TPS Posted October 27, 2008 Posted October 27, 2008 Here's a good article from Bloomberg.com today on the growth of securitized loans. I liken Wall Street to the plant Audrey in "The Little Shop of Horrors:" "Feed me, feed me!" Securitization Note, it mentions almost $3 trillion that the government has spent or guaranteed to help prevent the meltdown. Why is it that the possibility of Obama spending a few more hundred billion makes right-wing heads explode, but the Bush-Paulson $3 trillion doesn't? Hmmm...
Boomer860 Posted October 27, 2008 Posted October 27, 2008 Here's a good article from Bloomberg.com today on the growth of securitized loans. I liken Wall Street to the plant Audrey in "The Little Shop of Horrors:" "Feed me, feed me!" Securitization Note, it mentions almost $3 trillion that the government has spent or guaranteed to help prevent the meltdown. Why is it that the possibility of Obama spending a few more hundred billion makes right-wing heads explode, but the Bush-Paulson $3 trillion doesn't? Hmmm... Paulson is a friend of OBama
drnykterstein Posted October 27, 2008 Posted October 27, 2008 Paulson is a friend of OBama And Ayers is a friend to Obama, and Ayers is a terrorist. Which explains why Paulson is terrorizing our economy. ... dude, please try to supply more info than your crazy assertions. You have no credibility yourself. http://www.politico.com/news/stories/0908/13708.html
bills_fan Posted October 27, 2008 Posted October 27, 2008 Here's a good article from Bloomberg.com today on the growth of securitized loans.

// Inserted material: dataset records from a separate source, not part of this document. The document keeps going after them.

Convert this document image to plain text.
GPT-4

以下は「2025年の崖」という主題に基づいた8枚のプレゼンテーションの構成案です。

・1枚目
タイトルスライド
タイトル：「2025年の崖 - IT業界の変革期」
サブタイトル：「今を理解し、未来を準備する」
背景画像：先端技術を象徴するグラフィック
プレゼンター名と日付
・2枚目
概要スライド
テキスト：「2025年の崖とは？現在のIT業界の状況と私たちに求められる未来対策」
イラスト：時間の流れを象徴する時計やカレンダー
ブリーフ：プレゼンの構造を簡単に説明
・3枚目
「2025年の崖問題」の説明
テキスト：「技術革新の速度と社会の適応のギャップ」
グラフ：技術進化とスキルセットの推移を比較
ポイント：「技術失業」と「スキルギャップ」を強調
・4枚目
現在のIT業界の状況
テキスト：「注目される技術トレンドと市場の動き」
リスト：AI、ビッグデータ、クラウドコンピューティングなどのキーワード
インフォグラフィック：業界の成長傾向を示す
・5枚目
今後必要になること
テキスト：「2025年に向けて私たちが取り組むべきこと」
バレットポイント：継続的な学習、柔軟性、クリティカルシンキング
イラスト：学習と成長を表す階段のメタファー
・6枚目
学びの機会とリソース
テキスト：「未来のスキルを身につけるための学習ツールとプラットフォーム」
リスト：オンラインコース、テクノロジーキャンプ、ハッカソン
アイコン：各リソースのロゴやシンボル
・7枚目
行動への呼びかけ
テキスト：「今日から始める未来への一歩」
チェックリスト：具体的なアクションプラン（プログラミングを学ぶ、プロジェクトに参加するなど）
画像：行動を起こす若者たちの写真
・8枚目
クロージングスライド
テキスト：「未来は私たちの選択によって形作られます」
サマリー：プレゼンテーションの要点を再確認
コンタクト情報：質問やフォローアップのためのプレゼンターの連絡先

I liken Wall Street to the plant Audrey in "The Little Shop of Horrors:" "Feed me, feed me!" Securitization Note, it mentions almost $3 trillion that the government has spent or guaranteed to help prevent the meltdown. Why is it that the possibility of Obama spending a few more hundred billion makes right-wing heads explode, but the Bush-Paulson $3 trillion doesn't? Hmmm... This is a very good read on the history of this. Thanks.
GG Posted October 28, 2008 Posted October 28, 2008 Good chronology, but Stieglitz's & Roubini's comments are superfluous. The end came as a result of a classic mistake of funding long term investments with short term borrowings.